Guam's longstanding effort for war reparations ought to have won passage by Congress this year. The island is facing major upheaval as a result of the build-up, and approval of reparations would have been one way for Congress to demonstrate to Guam that it honors the sacrifices that the people of the island have made. But it was rejected, once again, this year. That's probably it for war reparations; it has zero prospects in the next Congress.

Consider the 9/11 health care bill, which began at more than $7 billion, but was chopped down to $4.3 billion. The 9/11 bill will help pay the medical cost of men and women who helped in the rescue. Many have suffered serious health problems, from long-term disability to death, as a result exposure to toxins.

But a significant group of Republicans opposed it for a laundry list of reasons. Among them, that the U.S. didn’t have the money for additional benefits.
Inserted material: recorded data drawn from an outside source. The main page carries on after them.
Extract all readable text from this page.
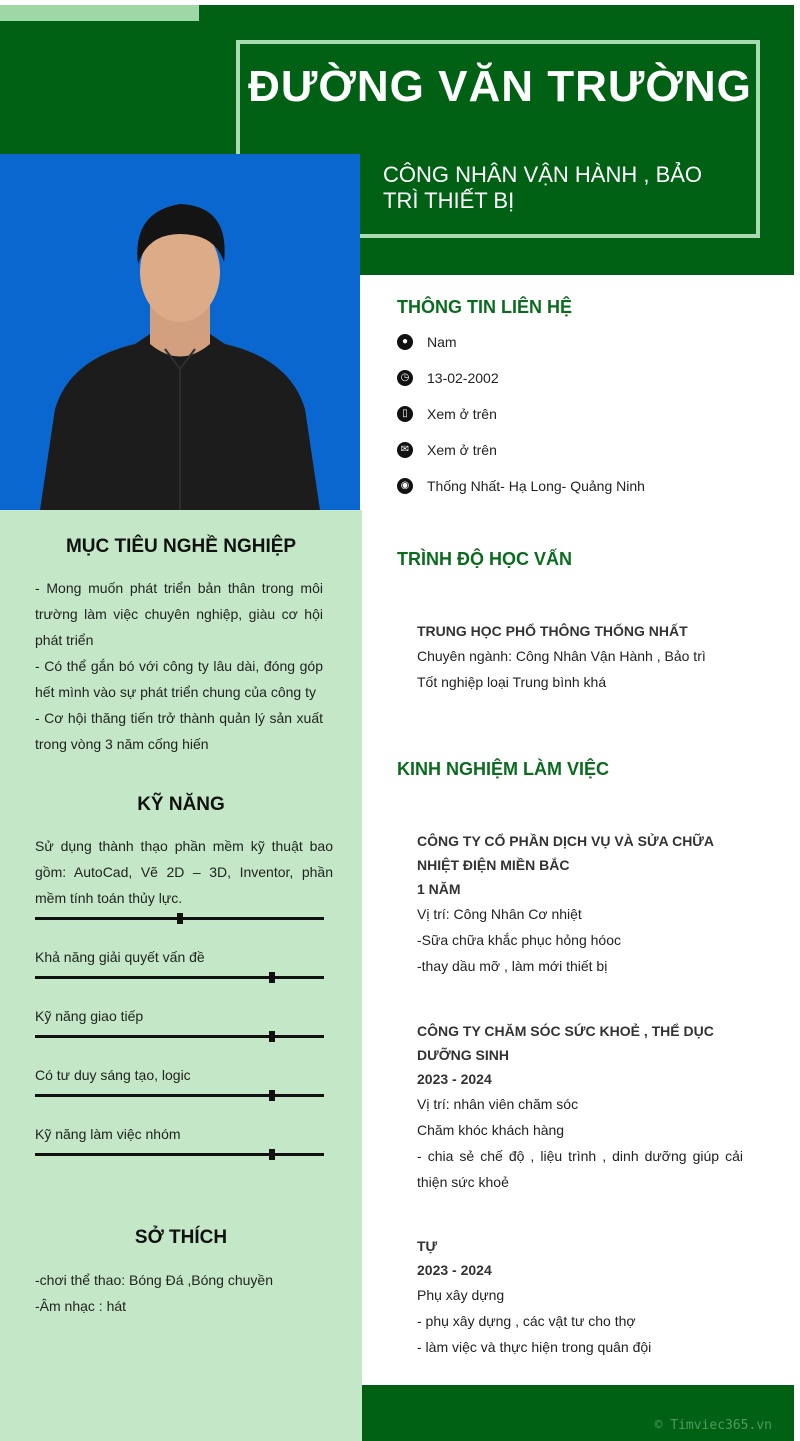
ĐƯỜNG VĂN TRƯỜNG
CÔNG NHÂN VẬN HÀNH , BẢO TRÌ THIẾT BỊ
MỤC TIÊU NGHỀ NGHIỆP
- Mong muốn phát triển bản thân trong môi trường làm việc chuyên nghiệp, giàu cơ hội phát triển
- Có thể gắn bó với công ty lâu dài, đóng góp hết mình vào sự phát triển chung của công ty
- Cơ hội thăng tiến trở thành quản lý sản xuất trong vòng 3 năm cống hiến
KỸ NĂNG
Sử dụng thành thạo phần mềm kỹ thuật bao gồm: AutoCad, Vẽ 2D – 3D, Inventor, phần mềm tính toán thủy lực.
Khả năng giải quyết vấn đề
Kỹ năng giao tiếp
Có tư duy sáng tạo, logic
Kỹ năng làm việc nhóm
SỞ THÍCH
-chơi thể thao: Bóng Đá ,Bóng chuyền
-Âm nhạc : hát
THÔNG TIN LIÊN HỆ
●	Nam
◷ 13-02-2002
▯	Xem ở trên
✉ Xem ở trên
◉ Thống Nhất- Hạ Long- Quảng Ninh
TRÌNH ĐỘ HỌC VẤN
TRUNG HỌC PHỔ THÔNG THỐNG NHẤT
Chuyên ngành: Công Nhân Vận Hành , Bảo trì
Tốt nghiệp loại Trung bình khá
KINH NGHIỆM LÀM VIỆC
CÔNG TY CỔ PHẦN DỊCH VỤ VÀ SỬA CHỮA NHIỆT ĐIỆN MIỀN BẮC
1 NĂM
Vị trí: Công Nhân Cơ nhiệt
-Sữa chữa khắc phục hỏng hóoc
-thay dầu mỡ , làm mới thiết bị
CÔNG TY CHĂM SÓC SỨC KHOẺ , THỂ DỤC DƯỠNG SINH
2023 - 2024
Vị trí: nhân viên chăm sóc
Chăm khóc khách hàng
- chia sẻ chế độ , liệu trình , dinh dưỡng giúp cải thiện sức khoẻ
TỰ
2023 - 2024
Phụ xây dựng
- phụ xây dựng , các vật tư cho thợ
- làm việc và thực hiện trong quân đội
© Timviec365.vn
U.S. Rep. Madeleine Bordallo said, in published reports, that she will try again next year to win approval of the $100 million war reparations bill and believes she has some key support for it. Bordallo is being strung along.

There will be little interest in the next Congress for bills such as war reparations. Lawmakers are expecting to seek cuts in many programs, including defense-related. Even if Bordallo can find a revenue source to offset reparations, that revenue source is more likely to get assigned to more pressing needs, such as school lunch programs.